Shopping for a destination wedding dress is a little more challenging than shopping for a dress for a stateside affair.
If you’ve decided to get hitched in a warm, faraway, exotic location there are some things to consider that will help you pick out your dream dress.
Where will the wedding take place?
Most destination weddings take place outdoors and have a more causal look. If you will be walking down an uneven, rocky, or sandy aisle you might have to pass on the dreamy, super long, billowy dress or a dress with a long train to avoid any chance of tripping over it or having it get caught up in the aisle.
When will the wedding take place?
This will influence how much detailing you want in your dress. If you are getting married during the day, details such as ruffles, pleats, shirring, and lace cannot be missed. However, if you decide to get married in the evening some of those details, although beautiful, may go unnoticed. If you are having a nightfall wedding, dresses with crystals, sequins, or metallic embellishments will sparkle beautifully under the moonlight.

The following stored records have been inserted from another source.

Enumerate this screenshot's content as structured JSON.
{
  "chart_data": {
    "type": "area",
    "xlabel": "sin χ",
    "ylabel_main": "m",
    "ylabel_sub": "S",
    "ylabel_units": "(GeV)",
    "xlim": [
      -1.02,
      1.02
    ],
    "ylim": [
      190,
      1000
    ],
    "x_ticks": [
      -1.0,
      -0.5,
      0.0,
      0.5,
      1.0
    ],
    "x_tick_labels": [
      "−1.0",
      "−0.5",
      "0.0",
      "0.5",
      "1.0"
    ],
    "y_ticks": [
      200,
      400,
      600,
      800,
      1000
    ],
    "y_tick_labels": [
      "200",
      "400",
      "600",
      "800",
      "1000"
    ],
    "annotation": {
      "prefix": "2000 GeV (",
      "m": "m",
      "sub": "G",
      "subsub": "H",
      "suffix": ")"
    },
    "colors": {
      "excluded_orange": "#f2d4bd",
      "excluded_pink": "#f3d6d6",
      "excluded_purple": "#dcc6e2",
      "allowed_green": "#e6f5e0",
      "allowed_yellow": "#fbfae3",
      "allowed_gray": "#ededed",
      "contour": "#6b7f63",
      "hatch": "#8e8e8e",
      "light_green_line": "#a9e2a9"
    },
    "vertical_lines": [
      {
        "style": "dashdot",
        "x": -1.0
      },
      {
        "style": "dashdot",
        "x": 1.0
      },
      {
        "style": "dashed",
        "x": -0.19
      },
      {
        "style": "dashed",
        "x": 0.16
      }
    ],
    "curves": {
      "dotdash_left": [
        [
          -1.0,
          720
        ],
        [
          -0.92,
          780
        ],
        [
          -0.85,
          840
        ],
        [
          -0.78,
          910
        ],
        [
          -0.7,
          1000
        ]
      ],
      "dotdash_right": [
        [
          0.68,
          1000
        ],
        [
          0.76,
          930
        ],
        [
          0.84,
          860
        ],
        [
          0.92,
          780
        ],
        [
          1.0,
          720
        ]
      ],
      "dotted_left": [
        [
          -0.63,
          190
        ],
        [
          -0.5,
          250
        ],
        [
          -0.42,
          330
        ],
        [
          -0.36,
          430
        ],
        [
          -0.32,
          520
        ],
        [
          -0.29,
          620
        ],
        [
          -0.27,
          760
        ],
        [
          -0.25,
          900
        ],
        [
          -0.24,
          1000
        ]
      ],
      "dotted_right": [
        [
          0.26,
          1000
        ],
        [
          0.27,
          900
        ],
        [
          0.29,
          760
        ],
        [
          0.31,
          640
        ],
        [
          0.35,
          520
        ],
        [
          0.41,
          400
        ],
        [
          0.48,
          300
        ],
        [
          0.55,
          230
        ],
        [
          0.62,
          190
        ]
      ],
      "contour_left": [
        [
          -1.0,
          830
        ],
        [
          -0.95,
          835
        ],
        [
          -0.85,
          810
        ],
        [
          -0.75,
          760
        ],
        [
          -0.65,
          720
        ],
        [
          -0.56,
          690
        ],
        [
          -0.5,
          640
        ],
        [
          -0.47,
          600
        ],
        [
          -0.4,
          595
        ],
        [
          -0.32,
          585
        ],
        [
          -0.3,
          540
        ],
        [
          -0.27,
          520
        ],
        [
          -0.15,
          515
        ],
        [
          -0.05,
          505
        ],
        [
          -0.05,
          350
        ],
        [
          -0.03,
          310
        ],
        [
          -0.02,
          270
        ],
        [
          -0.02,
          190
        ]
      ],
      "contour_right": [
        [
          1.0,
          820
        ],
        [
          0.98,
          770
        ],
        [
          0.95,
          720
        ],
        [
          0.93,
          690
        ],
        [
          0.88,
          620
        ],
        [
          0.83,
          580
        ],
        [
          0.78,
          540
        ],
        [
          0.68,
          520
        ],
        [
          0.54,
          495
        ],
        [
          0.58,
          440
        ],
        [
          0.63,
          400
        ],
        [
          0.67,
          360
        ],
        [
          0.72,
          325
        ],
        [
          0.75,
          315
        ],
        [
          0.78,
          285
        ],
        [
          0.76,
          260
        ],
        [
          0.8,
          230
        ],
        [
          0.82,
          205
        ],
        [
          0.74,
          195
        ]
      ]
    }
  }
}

Will your dress be appropriate for your chosen venue?
If your nuptials will be in the tropics with an ocean view, skip the elaborate heavy ball gowns and stick to dresses in silhouettes that compliment you and your venue. Consider airy, lightweight fabrics, such as crepe, georgette, chiffon, organza, charmeuse, or cotton. Dresses that allow your skin to breathe, shorter hemlines, and simple cuts will ensure you won’t look out of place.
Will your dress travel well?
Unless your bridal salon can ship your dress to your venue for you, chances are you will have to travel with it. Consider the weight of your down. The more heavily embellished a gown, the more cumbersome it might be to travel with.
Dresses made of lightweight fabrics that don’t wrinkle too easily travel well. To eliminate any possibility of losing your dress, you probably won’t want to include it in your checked luggage. You can protect it by properly packing it in its own garment bag. Check with your airline to see what’s possible as far as hanging it in the first-class closet onboard during the flight.